"Interessenkonflikte": NDR trennt sich im Bereich Medizin/Gesundheit von Dr. Johannes Wimmer

19.09.2022
 

Nach einer Anfrage von Übermedien hat der Norddeutsche Rundfunk mitgeteilt, im Bereich Gesundheit/Medizin die Zusammenarbeit mit seinem Moderator Johannes Wimmer zu beenden. Wie der Sender das begründet.
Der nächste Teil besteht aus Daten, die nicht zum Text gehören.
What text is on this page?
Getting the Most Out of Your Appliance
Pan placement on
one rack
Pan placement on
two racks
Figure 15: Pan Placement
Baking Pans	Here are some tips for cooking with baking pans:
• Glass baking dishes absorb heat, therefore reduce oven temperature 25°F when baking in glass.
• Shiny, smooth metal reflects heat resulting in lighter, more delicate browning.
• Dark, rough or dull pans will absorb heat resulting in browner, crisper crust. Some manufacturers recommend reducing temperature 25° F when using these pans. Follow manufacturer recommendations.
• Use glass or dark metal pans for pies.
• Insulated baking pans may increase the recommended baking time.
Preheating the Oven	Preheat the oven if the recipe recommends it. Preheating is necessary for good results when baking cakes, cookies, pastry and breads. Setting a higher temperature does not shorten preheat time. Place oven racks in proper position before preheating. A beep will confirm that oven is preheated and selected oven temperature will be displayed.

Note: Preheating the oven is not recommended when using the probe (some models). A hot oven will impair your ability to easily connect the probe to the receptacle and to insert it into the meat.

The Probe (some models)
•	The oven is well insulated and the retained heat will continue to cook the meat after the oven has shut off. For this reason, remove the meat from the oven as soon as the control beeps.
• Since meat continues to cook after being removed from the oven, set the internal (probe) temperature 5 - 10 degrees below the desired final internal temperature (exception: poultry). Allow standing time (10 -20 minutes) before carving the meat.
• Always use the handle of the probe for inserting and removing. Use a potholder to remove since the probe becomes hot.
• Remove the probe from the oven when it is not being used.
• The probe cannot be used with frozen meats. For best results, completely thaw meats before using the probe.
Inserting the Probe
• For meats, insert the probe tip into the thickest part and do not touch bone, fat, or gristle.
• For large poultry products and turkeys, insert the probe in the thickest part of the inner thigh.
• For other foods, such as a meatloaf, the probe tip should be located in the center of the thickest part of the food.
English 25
Als Begründung gibt der Sender laut Übermedien an, Wimmer habe "mehrere Kooperationen im Bereich Gesundheit/Medizin, bei denen Interessenkonflikte in Zukunft nicht auszuschließen sind". Der Mediziner ist seit mehreren Jahren frei für den NDR tätig, unter anderem für das Gesundheitsmagazin "Visite". Am vergangenen Freitagabend hat Wimmer erstmals die "NDR-Talkshow" moderiert (kress.de berichtete). Daran will der NDR festhalten.

Viele Jahre waren die anderweitigen Tätigkeiten des Moderators offenbar kein Problem für den NDR, schreiben Boris Rosenkranz und Lisa Kräher in ihrem Artikel Der Werbe-Doktor aus dem Norddeutschen Rundfunk bei Übermedien. Rosenkranz und Kräher haben sich in einer "ausführlichen Recherche" mit dem Schaffen von Dr. Wimmer auseinandergesetzt. Ihr "Ergebnis": Neben werblichen Tätigkeiten für Unternehmen wie Media Markt oder TUI soll Wimmer auch für Firmen der Medizintechnik- und Pharma-Branche in Erscheinung treten, etwa in so genannten "Disease-Awareness-Kampagnen".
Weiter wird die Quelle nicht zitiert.